若手を残し、ケンバとカンターを加えて異なる方向へと進んだセルティックス
7月18日(現地時間17日)、ボストン・セルティックスは、今夏チームに新加入したケンバ・ウォーカーとエネス・カンターの入団会見を行った。
一昨季まで2年連続でイースタン・カンファレンス・ファイナルへ進出し、一昨季はNBAファイナルまであと1勝に迫る快進撃を見せたセルティックスだったが、昨季はカンファレンス・セミファイナルでミルウォーキー・バックス相手に1勝4敗で敗れてシーズンエンド。
昨季終了後、プレーヤーオプションを破棄してカイリー・アービングとアル・ホーフォードが制限なしフリーエージェント(FA)になると、カイリーはブルックリン・ネッツ、ホーフォードはフィラデルフィア・セブンティシクサーズへと移籍。ドラフト当日のトレードでは、アーロン・ベインズをほぼ無償で放出していた。
するとセルティックスは、FA戦線でトップレベルのポイントガード(ケンバ)と安定した活躍が見込めるビッグマン(カンター)を獲得してロースターにメスを入れた。
セルティックスのバスケットボール運営部門代表を務めるダニー・エインジ(元セルティックスほか)は、カイリーが今夏移籍するかもしれないというウワサを耳にし、「3月か4月だったかな。私はすごくいいアイデアが思い浮かんだんだ」と振り返る。
そして「(その時点では)まだどうなるか分からなかったけどね」と明かしたものの、「私はこの時点で、これまでとは異なる方向へ進むこと、異なるオプションについて考えていたんだ」と口にしていた。
「毎晩高いレベルで競い合うことができるチーム」への移籍を望んでいたケンバ
キャリア8シーズンのうち、プレーオフ出場はわずか2度、ここ3シーズン連続でプレーオフから遠のいていたケンバは、5月末に初来日した際、今季について「とにかくプレーオフに出場すること」と語っていたように、勝利に飢えていた。セルティックス加入について、ケンバはこう語っていた。

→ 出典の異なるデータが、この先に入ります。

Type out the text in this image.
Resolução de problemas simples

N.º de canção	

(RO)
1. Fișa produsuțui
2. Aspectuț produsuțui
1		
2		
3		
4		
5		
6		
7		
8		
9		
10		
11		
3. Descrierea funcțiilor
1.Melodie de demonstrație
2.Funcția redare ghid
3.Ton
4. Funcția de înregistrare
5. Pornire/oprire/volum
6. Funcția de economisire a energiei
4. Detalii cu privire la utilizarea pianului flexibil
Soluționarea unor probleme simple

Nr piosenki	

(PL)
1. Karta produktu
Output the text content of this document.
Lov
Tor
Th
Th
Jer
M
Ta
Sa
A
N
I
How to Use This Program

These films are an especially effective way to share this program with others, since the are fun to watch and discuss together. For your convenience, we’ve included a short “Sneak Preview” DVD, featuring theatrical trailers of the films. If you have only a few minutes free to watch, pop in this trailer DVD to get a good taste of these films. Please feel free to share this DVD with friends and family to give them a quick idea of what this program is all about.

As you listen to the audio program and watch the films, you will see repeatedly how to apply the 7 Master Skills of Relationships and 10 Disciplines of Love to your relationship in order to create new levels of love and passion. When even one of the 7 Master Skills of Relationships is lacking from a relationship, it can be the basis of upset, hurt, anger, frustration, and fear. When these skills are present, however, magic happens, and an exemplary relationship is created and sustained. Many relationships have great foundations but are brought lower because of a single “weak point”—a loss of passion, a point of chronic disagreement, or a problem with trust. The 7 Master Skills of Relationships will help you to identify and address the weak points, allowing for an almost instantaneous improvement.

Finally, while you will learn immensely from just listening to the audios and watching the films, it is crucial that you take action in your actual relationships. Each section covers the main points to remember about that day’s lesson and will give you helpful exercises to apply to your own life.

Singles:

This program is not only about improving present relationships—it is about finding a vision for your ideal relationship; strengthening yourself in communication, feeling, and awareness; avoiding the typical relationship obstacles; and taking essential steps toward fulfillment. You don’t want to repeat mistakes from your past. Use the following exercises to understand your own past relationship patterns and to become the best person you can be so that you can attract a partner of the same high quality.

「私はキャリアを通じて、一貫して勝利することができていませんでした。ここでも同じことが起こるだろうとは言いません。未来を見ることはさすがにできません。ですが、私は勝ちたいんです。私は毎晩高いレベルで競い合う(セルティックスの)ようなチームの一員になりたかったんです」。
昨季まで所属していたシャーロット・ホーネッツで、エースとしてプレーしていたケンバは、セルティックスについて「彼らがやってきたことを見てきました。毎年、彼らはすごく高いレベルで競い合っていましたし、プレーオフにも毎年出場していました。そういったことが私の決断に大きく影響しました」と語っていた。
今季のセルティックスは、ケンバの周囲にジェイレン・ブラウンやジェイソン・テイタムという魅力的な若手と、元オールスターのゴードン・ヘイワードや昨季オールディフェンシブファーストチーム入りを果たしたマーカス・スマートといった実力者がおり、インサイドにはカンターらが入ることになる。
「我々が良いチームになるかどうか、私には分かりません。未来をお伝えすることはできませんが、とても良いチームだと思います。とても才能にあふれた若手が複数いますので、彼らと一緒にプレーできることが楽しみです」とチームについて語ったケンバは、今季についてこう続けた。
「私はこのチームにおいて、大きな部分を占めることになると思っています。そして若手たちが成長することが重要です。このチームは彼らのステップアップを必要としており、チームにとって非常に重要だと捉えています。ゴードンについても、私たちは彼がすばらしいシーズンを送ってくれることを願っています。私はこのチームでプレーできることにワクワクしています」。
ケンバはセルティックスでプレーすることについて、「私が持つ数多くのスキルは、チームメートたちを補完することになると思います。レーンに入り込むことが大好きですし、そこでたくさんのマークを引き付けることになるでしょう。また、私はほかの方法でもチームメートたちを向上させることができると思っています。それは良きチームメートとして彼らのベストを引き出すこと、できる限りチームをプッシュしていくことです。きっと楽しいことになると思いますし、この機会をとても楽しみにしています」と笑顔を見せた。
16日(同15日)に現地メディア『ESPN』が発表したパワーランキングで、セルティックスはバックス、シクサーズに次いでイースト3位、全体でも7位という好位置に入った。
負けず嫌いのケンバとしては、今季のプレーオフ出場は当然として、最低ラインとして昨季のチームが敗れたカンファレンス・セミファイナル突破を見据えているに違いない。